- Battle of Touayel: Part of Islamic State insurgency in Tunisia
| Date | 17–19 October 2013 |
| Location | Goubellat, Tunisia |
| Result | Tunisian victory |

Belligerents
- Tunisia: ISIS

Strength
- Unknown: 20–25

Casualties and losses
- 2: 13

= Battle of Touayel =

The Battle of Touayel is a confrontation between Tunisian law enforcement forces and jihadists that took place in Tunisia in October 2013.
== Background ==
In October 2013, Tunisian authorities received intelligence indicating the presence of an armed group in a house in the Goubellat delegation. This area, situated in the Béja governorate, approximately fifty kilometers west of Tunis, became a focal point for security concerns. National guard personnel were dispatched on October 17 to verify this information, leading to a violent confrontation in the village of Dour Ismaïl. Two guards lost their lives, and another was injured as the armed individuals managed to escape. This marked the initiation of jihadist activity in the region.
== Battle ==
The subsequent day witnessed an unsettling incident at the El Aouina barracks during a ceremony honoring the fallen national guards. President Moncef Marzouki, Prime Minister Ali Larayedh, and Constituent Assembly President Mustapha Ben Jaafar faced derision from police officers associated with the Syndicate of Internal Security Forces. After enduring ridicule for about twenty minutes, the three leaders departed without making any statements. Minister of the Interior Lotfi Ben Jeddou was the only one able to attend the ceremony.

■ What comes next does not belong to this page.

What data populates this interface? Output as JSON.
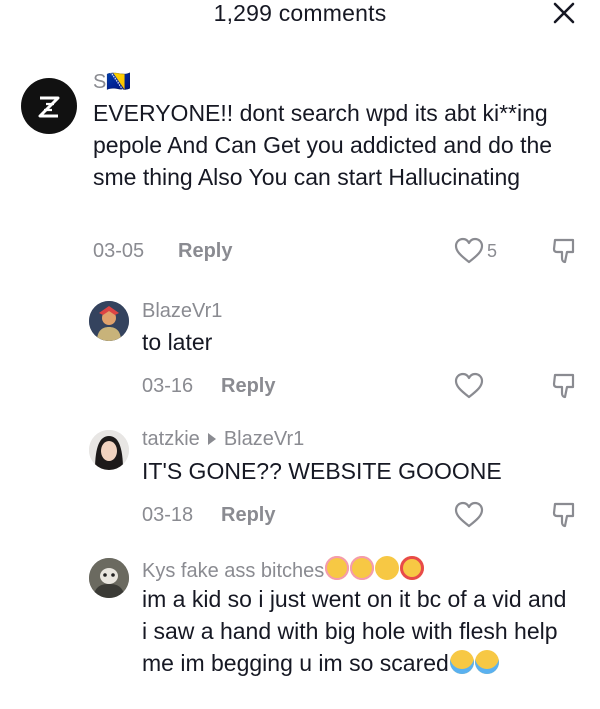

On the same day, Tunisian forces, comprising elements from the anti-terrorism brigade, national guard, and the army, launched an offensive on Djebel Touayel, believed to house 20 to 25 jihadists. The operation commenced with an aerial bombardment followed by infantry progression, illustrating the intensity of the conflict.
== Aftermath ==
The day after the military operation, the Ministry of the Interior reported four "terrorists" killed in the Djebel Touayel clashes. However, the toll was later revised upward, with authorities acknowledging nine deaths. According to a subsequent report from the Ministry of Defense, thirteen jihadists were killed, and seven charred bodies were discovered during sweep operations. Tunisian government forces sustained four injuries, including two army corporals and a lieutenant from the national guard commandos. A more severely injured sergeant was urgently transported to the military hospital in Tunis.

Colonel Major Taoufik Rahmouni, the Ministry of Defense spokesperson, revealed that near a house rented by the jihadists, two tons of raw material for explosives, ammunition crates, and vision equipment were discovered. The operation concluded on October 19, with thirteen jihadist casualties, two insurgents surrendering, and others captured, forming a somber aftermath to this complex and challenging security situation.